Natacha Birds "I have a fascination for creatures, poetry, astral travel"
A jack-of-all-trades artist known for her astonishing flower women, Natacha Birds decompartmentalizes the corseted universe of art by expressing her creativity in many media. Meeting with a passionate multi-talent, whose work with dreamlike accents merges poetry and drawing.
Can you tell us more about your background, and how your artistic vocation took shape?
I have always had a very strong attraction for art. As a child, colored pencils were immediately my favorite toys. I spent my time doodling, painting and cutting. I was a collector of art fragments.
At the beginning it was a child's hobby, but when the studies and the choices related to my future arrived, art was obvious. I couldn't see myself anywhere else, and neither could my loved ones. It was the thing that obviously made me the happiest and was the most sincere.
So after college I entered an applied arts school in Paris, which confirmed my desire and my lifelong passion for this field. I searched for years, wandering from photography to graphic design and finally it was my first love for painting that came back to me during confinement. The return to painting reminded me of the intoxication of my childhood for art and it is undoubtedly the strongest revelation that I have known about myself so far.
What were your major inspirations, whether in art but also in cinema or in pop culture?
The world of Japanese animation and manga is one of my biggest inspirations: the sky of Your Name and its meteorite fall, the stories of junji Ito about souls and splitting like Tomie or "the sleeping room" ...I have a fascination for monsters, creatures, poetry, astral travel, slowness and I find all of this in manga.
Your paintings and your works in general give pride of place to color. What are your favorite colors, and why?
My paintings are often dominated by pink, blue and lilac hues. These are colors that evoke the sky, the dream, the sweetness, the dreamlike but also the astral. I love linking them to green (reminiscent of nature) very blue, it's a warm/cold accord that I find very deep. Hilma af Klint inspires me a lot in her color combinations.
Your works celebrate form and the feminine in all its diversity and multiplicity, which you often associate with flowers. Can you tell us more about how you started this analogy, and how the flower women were born?
In my mind, every woman is a flower. There is the notion of aesthetics and poetry, certainly, but also that of plurality, of diversity. Like flowers, we have all our carnal and emotional particularities, our singularities, our strengths and our flaws. By coming together, the flower women unite their energies, compose bouquets and protect each other. I wanted a "concept" that reveals femininity while preserving women, and which is similar to a tale or a legend, to the famous monsters and creatures that I love so much. The woman-flower, by her hybrid side, is a symbol of communion between humans and nature, but also of peaceful struggle against patriarchy, it is a state.
Each canvas I create represents a chapter in my story, from the birth of the flower woman to her empire. They are thought of as a world in itself, as the coexistence of multiple perceptions of reality, from the most pragmatic to the most fanciful.

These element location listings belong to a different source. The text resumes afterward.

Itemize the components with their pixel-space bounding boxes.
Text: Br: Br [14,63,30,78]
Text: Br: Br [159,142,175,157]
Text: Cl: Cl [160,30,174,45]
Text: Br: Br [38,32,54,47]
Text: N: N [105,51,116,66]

Associating a flower with a body is not just a question of desire or color. It is a game of analysis, observation, sensations and intuitions. By looking at each woman, I detect her share of poetry, I decipher the emotions she releases or buries, I play with the harmony of shapes until finally finding the flower that corresponds to her and will pay homage to her.
You are followed by many followers on Instagram and collaborate with many brands. To what extent have social networks revolutionized our daily relationship with art, in your opinion?

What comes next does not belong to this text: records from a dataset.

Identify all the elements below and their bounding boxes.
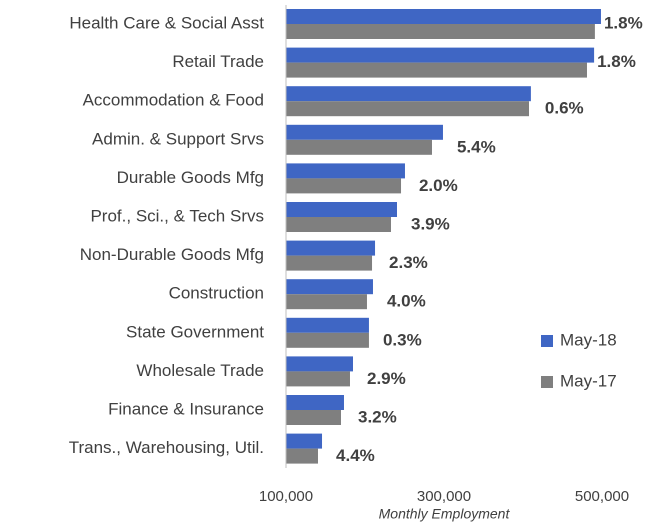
growth-label: 2.3% (389, 253, 428, 272)
growth-label: 4.0% (387, 292, 426, 311)
growth-label: 3.9% (411, 214, 450, 233)
legend-swatch (541, 335, 553, 347)
x-axis-title: Monthly Employment (379, 506, 511, 522)
category-label: Trans., Warehousing, Util. (69, 438, 264, 457)
category-label: State Government (126, 322, 264, 341)
category-label: Durable Goods Mfg (117, 168, 264, 187)
bar (286, 139, 432, 155)
bar (286, 24, 595, 39)
x-tick-label: 100,000 (259, 488, 313, 505)
bar (286, 202, 397, 217)
bar (286, 448, 318, 464)
x-tick-label: 500,000 (575, 488, 629, 505)
bar (286, 294, 367, 310)
bar (286, 86, 531, 102)
bar (286, 433, 323, 449)
bar (286, 101, 530, 117)
category-label: Wholesale Trade (136, 361, 264, 380)
bar (286, 124, 443, 140)
growth-label: 2.0% (419, 176, 458, 195)
growth-label: 3.2% (358, 407, 397, 426)
bar (286, 163, 405, 179)
category-label: Retail Trade (172, 52, 264, 71)
bar (286, 47, 595, 63)
x-tick-label: 300,000 (417, 488, 471, 505)
legend-swatch (541, 376, 553, 388)
legend-label: May-18 (560, 330, 617, 349)
category-label: Finance & Insurance (108, 399, 264, 418)
growth-label: 0.6% (545, 99, 584, 118)
bar (286, 395, 344, 410)
category-label: Health Care & Social Asst (69, 13, 264, 32)
bar (286, 371, 350, 387)
category-label: Prof., Sci., & Tech Srvs (90, 206, 264, 225)
bar (286, 356, 353, 372)
category-label: Accommodation & Food (83, 91, 264, 110)
bar (286, 255, 373, 271)
growth-label: 4.4% (336, 446, 375, 465)
bar (286, 178, 402, 194)
bar (286, 332, 369, 348)
growth-label: 2.9% (367, 369, 406, 388)
bar (286, 217, 391, 232)
bar (286, 240, 376, 256)
category-label: Construction (169, 284, 264, 303)
category-label: Admin. & Support Srvs (92, 129, 264, 148)
legend-label: May-17 (560, 371, 617, 390)
growth-label: 1.8% (604, 13, 643, 32)
growth-label: 1.8% (597, 52, 636, 71)
growth-label: 5.4% (457, 137, 496, 156)
bar (286, 410, 341, 425)
bar (286, 317, 369, 333)
growth-label: 0.3% (383, 330, 422, 349)
bar (286, 279, 373, 295)
bar (286, 62, 587, 78)
category-label: Non-Durable Goods Mfg (80, 245, 264, 264)
bar (286, 9, 601, 24)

In my opinion, social networks make it possible to give an amplitude to art, galleries and museums remain the houses of art and magical places for me. But they are unfortunately not part of our daily life, at least for me living in the Dordogne. Our phone, yes. Telling myself that if I want to see art, if I need inspiration, a window on an artist, I just have to open Instagram is a real chance and opportunity. Art becomes "easy", open to everyone for free and without borders. And as an artist, Instagram can even become a place of personal exhibition, which we can manage completely independently like self-publishing. It's an incredible showcase that obviously works with "the real world", with galleries and art world actors who are increasingly taking the power of social networks into consideration, and I hope that this phenomenon does not t is only in its infancy.